Nel Settecento diviene sempre più importante l’influsso della cultura francese in tutt’Europa, anche nelle tendenze culinarie. Alla corte dei Borbone arrivano i monzù (napoletanizzazione di monsieurs). Prendono nomi francesi molti piatti napoletani tipici, quali il ragù (da ragout), il gattò (da gateau), i crocchè (da croquettes).
La borghesia accresce la sua importanza nell’800 e contribuisce a coniugare la tradizione culinaria popolare con la maggiore raffinatezza della cucina nobiliare. Divengono celebri i personaggi tipici dell’iconografia napoletana, quali il maccaronaro, il sorbettaro, il franfelliccaro, l’acquaiolo, il mellonaro, l’ostricaro.
Il Novecento è il secolo della diffusione su scala mondiale dei più famosi piatti della cucina napoletana, come gli spaghetti e la pizza, anche con alcune varianti, che si ripercuotono di riflesso anche a Napoli, dove alcune pizzerie cominciano a servire anche pizze con l’ananas.
L’identità della cucina napoletana resta comunque ben solida, e la creatività campana continua anche alla fine di questo secolo, che vede l’invenzione, ad esempio, della delizia al limone (1978).
Esiste una grande varietà di pasta napoletana. Nella cucina napoletana è molto più diffusa la pasta di semola di grano duro, di produzione industriale, rispetto alle paste fatte in casa, che sono molto più diffuse nell’entroterra campano ed in altre regioni d’Italia. La produzione su larga scala della pasta nel napoletano risale almeno al XVI secolo, quando a Gragnano si trovavano le condizioni ideali per essiccarla e conservarla. A Napoli sono considerati molto importanti anche i tempi di cottura della pasta, che deve essere ben “al dente”, in particolare se deve essere successivamente mantecata in padella.
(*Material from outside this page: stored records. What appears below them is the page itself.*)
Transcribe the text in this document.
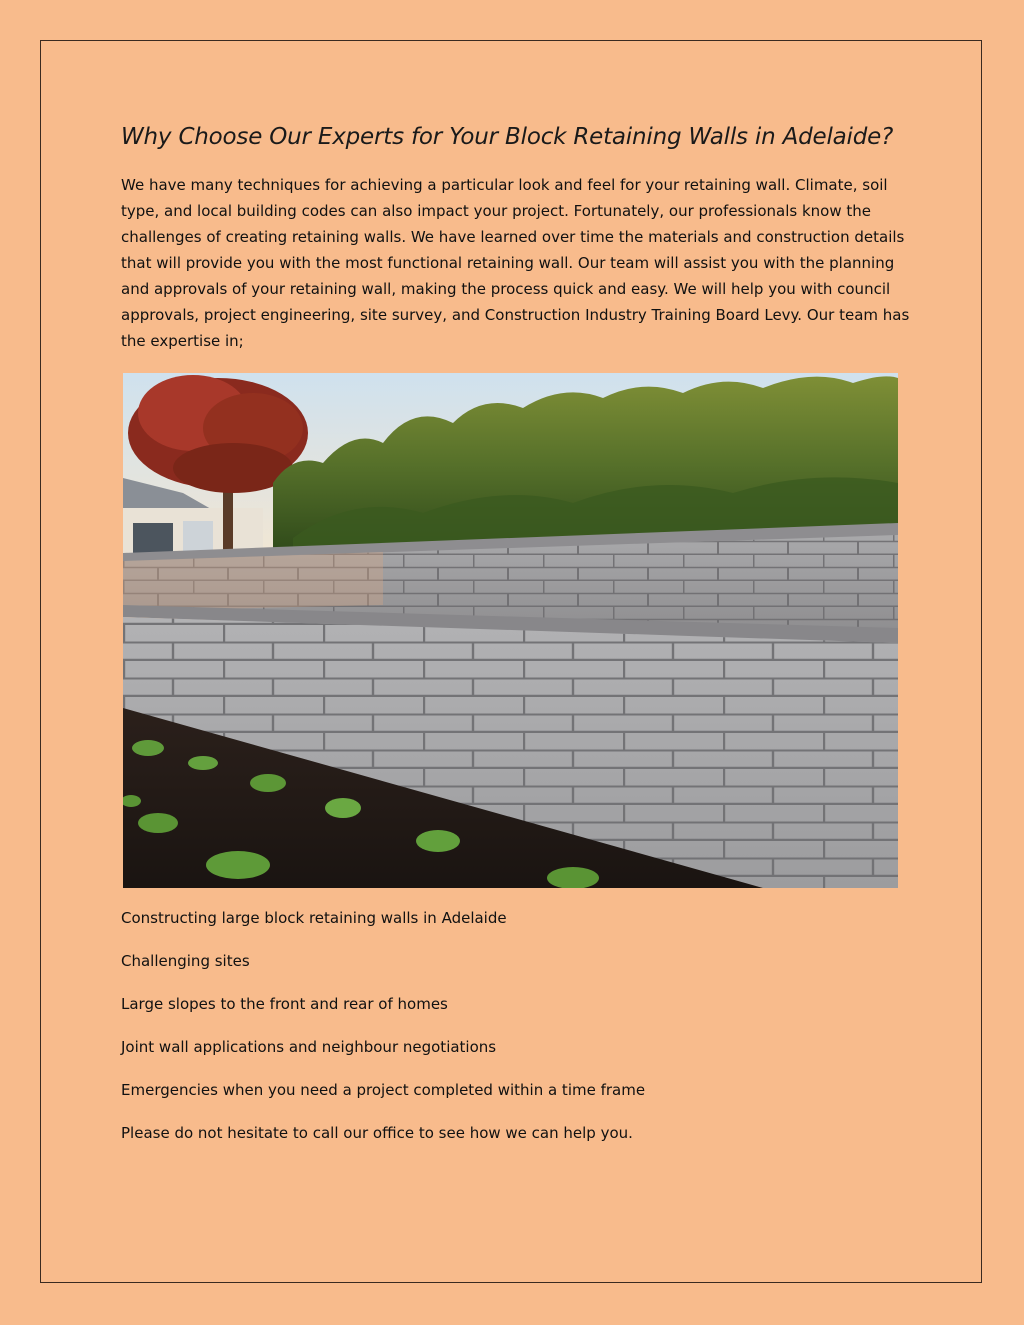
Why Choose Our Experts for Your Block Retaining Walls in Adelaide?

We have many techniques for achieving a particular look and feel for your retaining wall. Climate, soil type, and local building codes can also impact your project. Fortunately, our professionals know the challenges of creating retaining walls. We have learned over time the materials and construction details that will provide you with the most functional retaining wall. Our team will assist you with the planning and approvals of your retaining wall, making the process quick and easy. We will help you with council approvals, project engineering, site survey, and Construction Industry Training Board Levy. Our team has the expertise in;

Constructing large block retaining walls in Adelaide
Challenging sites
Large slopes to the front and rear of homes
Joint wall applications and neighbour negotiations
Emergencies when you need a project completed within a time frame
Please do not hesitate to call our office to see how we can help you.
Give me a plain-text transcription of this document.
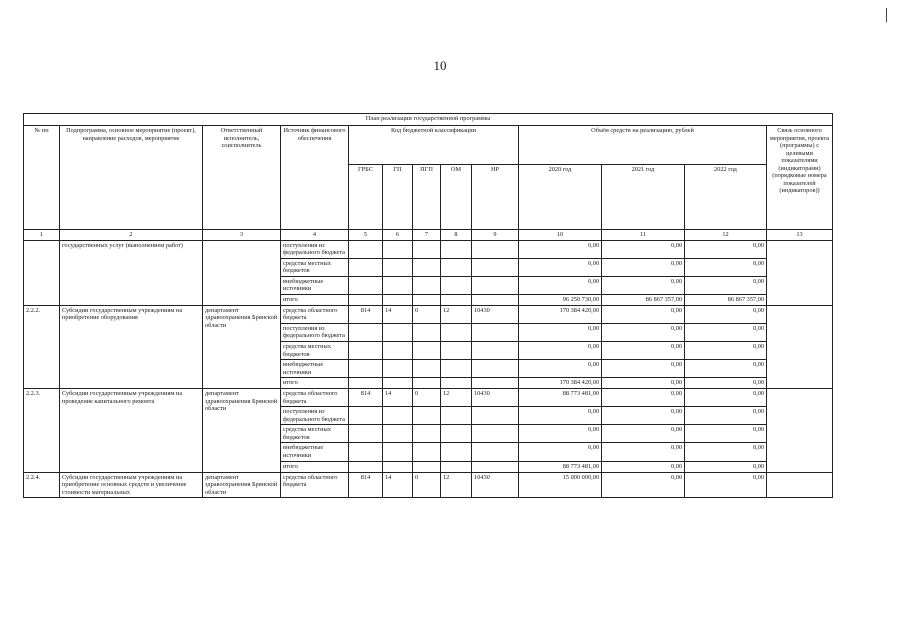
10
План реализации государственной программы												
№ пп	Подпрограмма, основное мероприятие (проект), направление расходов, мероприятие	Ответственный исполнитель, соисполнитель	Источник финансового обеспечения	Код бюджетной классификации					Объём средств на реализацию, рублей			Связь основного мероприятия, проекта (программы) с целевыми показателями (индикаторами) (порядковые номера показателей (индикаторов))
				ГРБС	ГП	ПГП	ОМ	НР	2020 год	2021 год	2022 год	
1	2	3	4	5	6	7	8	9	10	11	12	13
	государственных услуг (выполнением работ)		поступления из федерального бюджета						0,00	0,00	0,00	
			средства местных бюджетов						0,00	0,00	0,00	
			внебюджетные источники						0,00	0,00	0,00	
			итого						96 250 730,00	86 867 357,00	86 867 357,00	
2.2.2.	Субсидии государственным учреждениям на приобретение оборудования	департамент здравоохранения Брянской области	средства областного бюджета	814	14	0	12	10430	170 384 420,00	0,00	0,00	
			поступления из федерального бюджета						0,00	0,00	0,00	
			средства местных бюджетов						0,00	0,00	0,00	
			внебюджетные источники						0,00	0,00	0,00	
			итого						170 384 420,00	0,00	0,00	
2.2.3.	Субсидии государственным учреждениям на проведение капитального ремонта	департамент здравоохранения Брянской области	средства областного бюджета	814	14	0	12	10430	88 773 481,00	0,00	0,00	
			поступления из федерального бюджета						0,00	0,00	0,00	
			средства местных бюджетов						0,00	0,00	0,00	
			внебюджетные источники						0,00	0,00	0,00	
			итого						88 773 481,00	0,00	0,00	
2.2.4.	Субсидии государственным учреждениям на приобретение основных средств и увеличение стоимости материальных	департамент здравоохранения Брянской области	средства областного бюджета	814	14	0	12	10430	15 000 000,00	0,00	0,00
Tra le varietà più diffuse vi sono, oltre a quelle più classiche, come spaghetti, linguine e bucatini, anche i formati tipici locali, come i paccherie gli ziti, che tradizionalmente vengono spezzati a mano, prima di essere cotti e conditi con il ragù. Per la preparazione di pasta con i legumiviene usata anche la pasta mista (pasta ammescata), una volta venduta a prezzo più basso perché risultante dai rimasugli spezzati degli altri formati, ma oggi venduta come un formato a sé stante. Da non trascurare sono gli gnocchi, preparati con farina e patate. Vi sono anche formati meno tradizionali, ma oggi molto diffusi, tra i quali gli scialatielli.